Adams is a town in Adams County in the U.S. state of Wisconsin. The population was 1,378 at the 2020 census. The city of Adams is located within the town. The ghost town of Adams Center was also located in the town.

==Geography==
According to the United States Census Bureau, the town has a total area of 131.0 sqkm, of which 130.2 sqkm is land and 0.8 sqkm, or 0.62%, is water.

==Demographics==

As of the census of 2000, there were 1,267 people, 547 households, and 363 families residing in the town. The population density was 25.1 /mi2. There were 856 housing units at an average density of 16.9 /mi2. The racial makeup of the town was 97.55% White, 0.32% Black or African American, 0.71% Native American, 0.32% Asian, 0.63% from other races, and 0.47% from two or more races. Hispanic or Latino of any race were 1.66% of the population.

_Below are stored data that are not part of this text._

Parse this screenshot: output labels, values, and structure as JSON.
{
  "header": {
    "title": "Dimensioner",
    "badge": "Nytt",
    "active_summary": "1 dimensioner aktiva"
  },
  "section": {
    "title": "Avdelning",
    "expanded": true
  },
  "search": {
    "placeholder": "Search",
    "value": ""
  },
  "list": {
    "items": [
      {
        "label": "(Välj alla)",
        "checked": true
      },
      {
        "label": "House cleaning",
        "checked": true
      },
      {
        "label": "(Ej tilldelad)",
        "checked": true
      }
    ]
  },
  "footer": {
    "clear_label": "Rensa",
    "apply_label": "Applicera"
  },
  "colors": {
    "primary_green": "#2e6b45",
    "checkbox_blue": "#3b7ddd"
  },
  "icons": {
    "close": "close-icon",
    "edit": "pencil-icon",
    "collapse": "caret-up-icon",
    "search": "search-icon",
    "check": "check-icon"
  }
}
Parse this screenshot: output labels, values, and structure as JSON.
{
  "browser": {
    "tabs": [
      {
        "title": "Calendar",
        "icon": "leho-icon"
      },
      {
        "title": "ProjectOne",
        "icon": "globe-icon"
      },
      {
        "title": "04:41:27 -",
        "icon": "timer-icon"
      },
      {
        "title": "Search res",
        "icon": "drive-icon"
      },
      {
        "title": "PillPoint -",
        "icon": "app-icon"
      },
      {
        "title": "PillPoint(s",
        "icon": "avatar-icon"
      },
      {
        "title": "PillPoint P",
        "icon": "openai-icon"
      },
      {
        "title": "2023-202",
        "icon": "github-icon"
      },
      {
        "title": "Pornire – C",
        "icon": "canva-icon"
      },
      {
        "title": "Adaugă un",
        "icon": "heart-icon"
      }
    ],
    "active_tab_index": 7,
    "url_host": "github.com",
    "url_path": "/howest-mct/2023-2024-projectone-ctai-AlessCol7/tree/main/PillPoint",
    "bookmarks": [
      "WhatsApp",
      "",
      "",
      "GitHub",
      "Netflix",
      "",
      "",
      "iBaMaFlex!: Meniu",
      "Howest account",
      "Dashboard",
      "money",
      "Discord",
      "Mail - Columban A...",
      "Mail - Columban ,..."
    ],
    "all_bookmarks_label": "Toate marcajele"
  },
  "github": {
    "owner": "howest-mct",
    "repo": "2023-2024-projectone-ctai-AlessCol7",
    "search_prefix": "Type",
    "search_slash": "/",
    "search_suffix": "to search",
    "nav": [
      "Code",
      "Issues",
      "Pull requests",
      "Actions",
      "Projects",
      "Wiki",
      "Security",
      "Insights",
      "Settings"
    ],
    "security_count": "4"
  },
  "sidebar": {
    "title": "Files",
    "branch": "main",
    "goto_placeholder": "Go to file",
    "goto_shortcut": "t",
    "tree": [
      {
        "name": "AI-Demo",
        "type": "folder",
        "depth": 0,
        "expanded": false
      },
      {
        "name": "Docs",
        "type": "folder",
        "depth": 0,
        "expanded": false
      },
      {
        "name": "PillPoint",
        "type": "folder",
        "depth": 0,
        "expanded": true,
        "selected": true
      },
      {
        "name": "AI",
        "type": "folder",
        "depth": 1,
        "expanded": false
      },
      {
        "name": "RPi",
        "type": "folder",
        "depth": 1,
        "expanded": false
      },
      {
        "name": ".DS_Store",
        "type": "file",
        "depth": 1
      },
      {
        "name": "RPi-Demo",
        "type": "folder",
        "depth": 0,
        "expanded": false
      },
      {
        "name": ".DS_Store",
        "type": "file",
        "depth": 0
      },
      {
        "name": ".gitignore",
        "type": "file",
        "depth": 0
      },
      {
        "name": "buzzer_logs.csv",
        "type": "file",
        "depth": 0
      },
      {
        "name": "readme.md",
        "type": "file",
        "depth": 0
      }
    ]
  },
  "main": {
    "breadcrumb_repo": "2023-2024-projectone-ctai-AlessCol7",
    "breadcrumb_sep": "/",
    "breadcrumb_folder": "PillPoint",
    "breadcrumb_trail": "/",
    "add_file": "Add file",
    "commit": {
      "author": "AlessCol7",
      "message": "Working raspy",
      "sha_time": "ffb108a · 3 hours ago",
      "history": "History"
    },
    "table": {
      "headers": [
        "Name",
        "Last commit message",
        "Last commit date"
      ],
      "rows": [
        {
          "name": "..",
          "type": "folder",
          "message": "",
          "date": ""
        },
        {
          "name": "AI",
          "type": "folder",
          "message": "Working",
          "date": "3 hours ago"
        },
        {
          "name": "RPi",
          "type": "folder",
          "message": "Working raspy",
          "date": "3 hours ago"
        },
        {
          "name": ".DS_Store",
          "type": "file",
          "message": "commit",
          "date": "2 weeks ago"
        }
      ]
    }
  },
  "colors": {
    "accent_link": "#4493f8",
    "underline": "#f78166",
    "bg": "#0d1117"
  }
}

There were 547 households, out of which 22.7% had children under the age of 18 living with them, 53.6% were married couples living together, 7.7% had a female householder with no husband present, and 33.6% were non-families. 27.1% of all households were made up of individuals, and 11.9% had someone living alone who was 65 years of age or older. The average household size was 2.32 and the average family size was 2.75.

In the town, the population was spread out, with 21.1% under the age of 18, 7.3% from 18 to 24, 27.0% from 25 to 44, 27.6% from 45 to 64, and 17.0% who were 65 years of age or older. The median age was 42 years. For every 100 females, there were 102.7 males. For every 100 females age 18 and over, there were 101.6 males.

The median income for a household in the town was $34,286, and the median income for a family was $38,482. Males had a median income of $32,171 versus $22,188 for females. The per capita income for the town was $18,225. About 4.9% of families and 9.0% of the population were below the poverty line, including 8.4% of those under age 18 and 14.4% of those age 65 or over.

Historical population
| Census | Pop. | Note | %± |
| 1870 | 425 |  | — |
| 1880 | 447 |  | 5.2% |
| 1890 | 488 |  | 9.2% |
| 1900 | 588 |  | 20.5% |
| 1910 | 389 |  | −33.8% |
| 1920 | 442 |  | 13.6% |
| 1930 | 418 |  | −5.4% |
| 1940 | 447 |  | 6.9% |
| 1950 | 428 |  | −4.3% |
| 1960 | 497 |  | 16.1% |
| 1970 | 692 |  | 39.2% |
| 1980 | 961 |  | 38.9% |
| 1990 | 1,170 |  | 21.7% |
| 2000 | 1,267 |  | 8.3% |
| 2010 | 1,345 |  | 6.2% |
| 2020 | 1,378 |  | 2.5% |
U.S. Decennial Census

==Education==
It is in the Adams-Friendship Area School District.